7:00 am: BREAKFAST (朝食)

Thank goodness for rice cookers! Rice was already hot and ready in the rice-cooker, and I had some cucumber sunomono salad, simmered pumpkin, and miso soup leftover from last night’s dinner, so I grilled a piece of cod and took out some eggplant pickles from the fridge. Yum, that pumpkin was so good, I polished it off – the salad, too.

12:30 pm: LUNCH ( 昼ごはん)

My aunt stopped by this morning with some beans from her garden. Fresh is best, so I steamed them for a gomaae, and made a little rolled omelette as well as a fresh pot of miso soup.

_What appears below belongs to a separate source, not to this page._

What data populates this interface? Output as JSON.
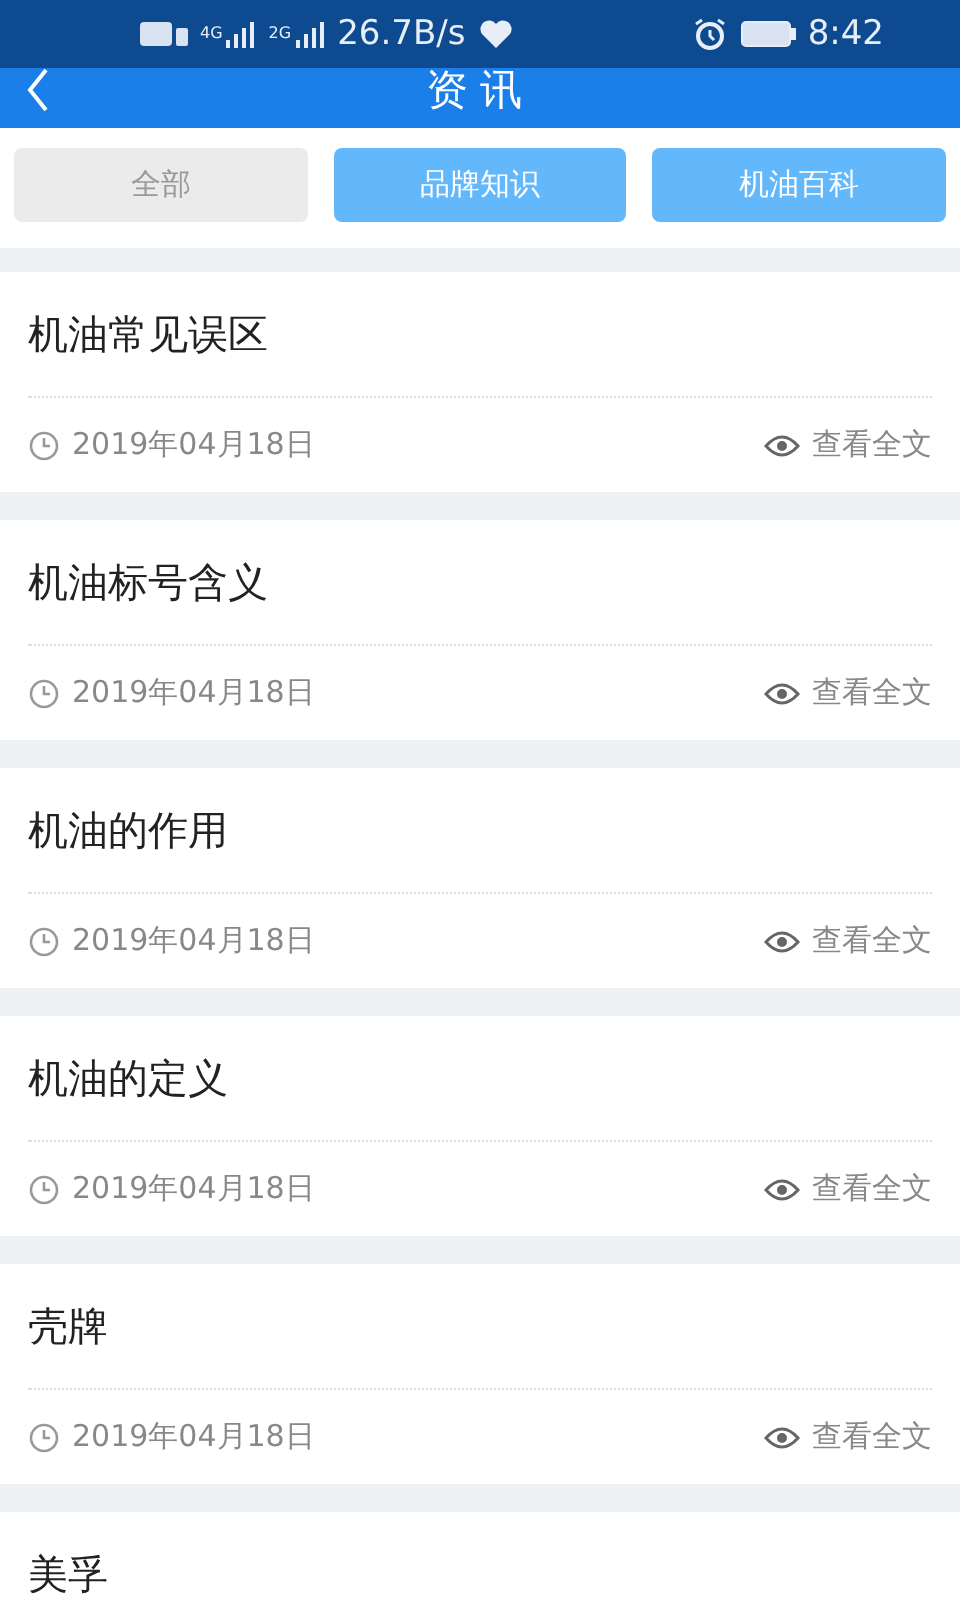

There’s some cabbage in the fridge that needs to be eaten, so I throw a few chunks into the soup. I still have some cod and pickles leftover, so I eat those, too.

6:00 pm: DINNER (夕食)

My grandma (Obaachan) is here for dinner, and she brought along some simmered mackerel that she made at lunchtime. I still have beans and some omelette from lunch, so all I have to do is make some fresh miso soup and take out some new pickles for dinner.

By using what I call “the Ferris wheel” approach (one jumps off, another jumps on) I only needed to make one or two items at each mealtime. So if you’re nervous about cooking Japanese food – don’t be. Start with rice, miso soup, and one okazu, and build from there. You may be surprised at how easy it is to prepare a series of healthy and delicious meals. And this approach isn’t limited to Japanese cuisine – try it with your regular repertoire. You don’t have to cook Japanese to cook like the Japanese do.